Puche calla un momento; luego añade:
—Las avecillas del cielo y los lirios del campo son más felices que el hombre. El hombre se acongoja vanamente. «Porque el día de mañana a sí mismo se traerá su cuidado. Le basta al día su propio afán.» La sencillez ha huido de nuestros corazones. El reino de los cielos es de los hombres sencillos. «Y dijo: En verdad os digo, que si no os volviereis e hiciereis como niños, no entraréis en el reino de los cielos.»[26]
Los martillos de la vecindad cantan en sonoro repiqueteo argentino. Justina y Puche callan durante un largo rato. Luego Puche exclama:
—Hija mía, hija mía; el mundo es enemigo del amor de Dios. Y el amor de Dios es la paz. Mas el hombre ama las cosas de la tierra. Y las cosas de la tierra se llevan nuestra paz.
»Y aconteció que como fuesen de camino, entró Jesús en una aldea, y una mujer, que se llamaba Marta, lo recibió en su casa.
»Y esta tenía una hermana, llamada María, la cual también sentada a los pies del Señor oía su palabra.
»Pero Marta estaba afanada de continuo en las haciendas de la casa; la cual se presentó y dijo: Señor, ¿no ves cómo mi hermana me ha dejado sola para servir? Dile, pues, que me ayude.
»Y el Señor le respondió y dijo: Marta, Marta, muy cuidadosa estás y en muchas cosas te fatigas.

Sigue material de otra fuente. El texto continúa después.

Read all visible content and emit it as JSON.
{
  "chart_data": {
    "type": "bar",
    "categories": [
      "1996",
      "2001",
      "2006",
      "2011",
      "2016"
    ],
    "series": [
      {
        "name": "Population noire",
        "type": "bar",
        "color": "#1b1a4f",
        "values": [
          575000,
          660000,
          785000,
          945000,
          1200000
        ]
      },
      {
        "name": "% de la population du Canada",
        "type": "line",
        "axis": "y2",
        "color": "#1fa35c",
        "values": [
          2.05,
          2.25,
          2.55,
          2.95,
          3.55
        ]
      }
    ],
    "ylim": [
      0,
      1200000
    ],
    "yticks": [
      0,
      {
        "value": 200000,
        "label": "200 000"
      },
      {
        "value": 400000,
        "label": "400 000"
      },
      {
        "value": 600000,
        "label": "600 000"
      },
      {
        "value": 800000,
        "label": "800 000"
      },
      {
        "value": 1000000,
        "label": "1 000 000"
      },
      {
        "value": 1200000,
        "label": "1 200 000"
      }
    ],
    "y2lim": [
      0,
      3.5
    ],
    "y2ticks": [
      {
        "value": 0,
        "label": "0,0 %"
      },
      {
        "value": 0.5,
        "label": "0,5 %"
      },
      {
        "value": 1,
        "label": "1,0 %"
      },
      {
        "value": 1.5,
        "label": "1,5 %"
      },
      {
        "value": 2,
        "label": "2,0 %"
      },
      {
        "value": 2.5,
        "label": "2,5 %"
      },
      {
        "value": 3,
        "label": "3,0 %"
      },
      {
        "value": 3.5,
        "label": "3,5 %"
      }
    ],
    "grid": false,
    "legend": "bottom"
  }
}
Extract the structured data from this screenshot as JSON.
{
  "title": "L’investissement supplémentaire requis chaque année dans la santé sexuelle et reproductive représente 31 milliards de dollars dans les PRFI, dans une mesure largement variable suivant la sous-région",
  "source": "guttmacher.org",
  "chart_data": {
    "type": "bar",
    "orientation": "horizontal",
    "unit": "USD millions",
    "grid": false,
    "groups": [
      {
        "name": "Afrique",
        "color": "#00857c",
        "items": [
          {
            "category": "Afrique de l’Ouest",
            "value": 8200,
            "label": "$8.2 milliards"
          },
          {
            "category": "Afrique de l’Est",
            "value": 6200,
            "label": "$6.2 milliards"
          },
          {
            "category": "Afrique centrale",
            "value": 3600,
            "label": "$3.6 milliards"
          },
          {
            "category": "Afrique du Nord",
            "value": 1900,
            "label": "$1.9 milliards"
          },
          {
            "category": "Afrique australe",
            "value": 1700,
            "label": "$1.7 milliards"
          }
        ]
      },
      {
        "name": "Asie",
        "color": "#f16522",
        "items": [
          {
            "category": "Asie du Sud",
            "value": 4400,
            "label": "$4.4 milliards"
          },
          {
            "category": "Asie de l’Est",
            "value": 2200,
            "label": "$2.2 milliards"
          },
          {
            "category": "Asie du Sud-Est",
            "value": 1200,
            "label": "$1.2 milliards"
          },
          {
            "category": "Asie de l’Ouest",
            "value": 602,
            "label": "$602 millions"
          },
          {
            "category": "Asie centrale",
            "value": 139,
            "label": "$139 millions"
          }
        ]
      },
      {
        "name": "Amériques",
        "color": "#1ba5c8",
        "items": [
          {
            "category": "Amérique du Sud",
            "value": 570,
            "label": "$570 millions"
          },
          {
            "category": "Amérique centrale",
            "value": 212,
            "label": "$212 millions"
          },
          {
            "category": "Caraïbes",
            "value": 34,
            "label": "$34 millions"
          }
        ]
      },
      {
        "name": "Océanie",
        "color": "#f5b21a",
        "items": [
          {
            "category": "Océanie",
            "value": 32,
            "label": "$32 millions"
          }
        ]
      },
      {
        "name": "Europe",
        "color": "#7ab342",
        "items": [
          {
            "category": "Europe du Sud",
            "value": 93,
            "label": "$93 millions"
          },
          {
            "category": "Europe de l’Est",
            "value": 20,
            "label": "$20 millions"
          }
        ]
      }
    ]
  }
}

»En verdad una sola es necesaria. María ha escogido la mejor parte, que no le será quitada.»[27]
El silencio torna. El sol, que se ha ido corriendo poco a poco, marca sobre el aljofifado pavimento un vivo cuadro. A lo lejos, las campanadas de las doce caen lentas. En la iglesia Nueva suena el grave tintineo del Ave María. Puche cruza las manos y murmura:
—Virgen Purísima antes del parto. Dios te salve, María, llena eres de gracia, etc. Virgen Purísima en el parto. Dios te salve, María… Virgen Purísima después del parto. Dios te salve, María… —Después agrega dulcemente—: «El Señor nos dé una buena tarde.»
Vuelve a reinar un ligero silencio. Justina, al fin, suspira:
—La vida es un valle de lágrimas.
Y Puche añade:
—Jesús ha dicho: sed buenos, sed pobres, sed sencillos. Y los hombres no son buenos, ni pobres, ni sencillos. Mas tiempo vendrá en que la justicia suprema reine implacable. Los grandes serán humillados, y los humildes ensalzados. La cólera divina desbordaráse en castigos enormes. ¡Ah, la angustia de los soberbios será indecible! Un grito inmenso de dolor partirá de la humanidad aterrorizada. La peste devastará las ciudades; gentes escuálidas vagarán por las campiñas yermas. Los mares rugirán enfurecidos en sus lechos; el incendio llameará crepitante sobre la tierra conmovida por temblores desenfrenados, y los mundos, trastornados de sus esferas, perecerán en espantables desquiciamientos… Y del siniestro caos, tras la confusión del juicio último, manará serena la luz de la Verdad Infinita.
De pie, Puche, nimbada su cabeza de apóstol por el tibio rayo de sol, permanece inmóvil un momento con los ojos al cielo[28].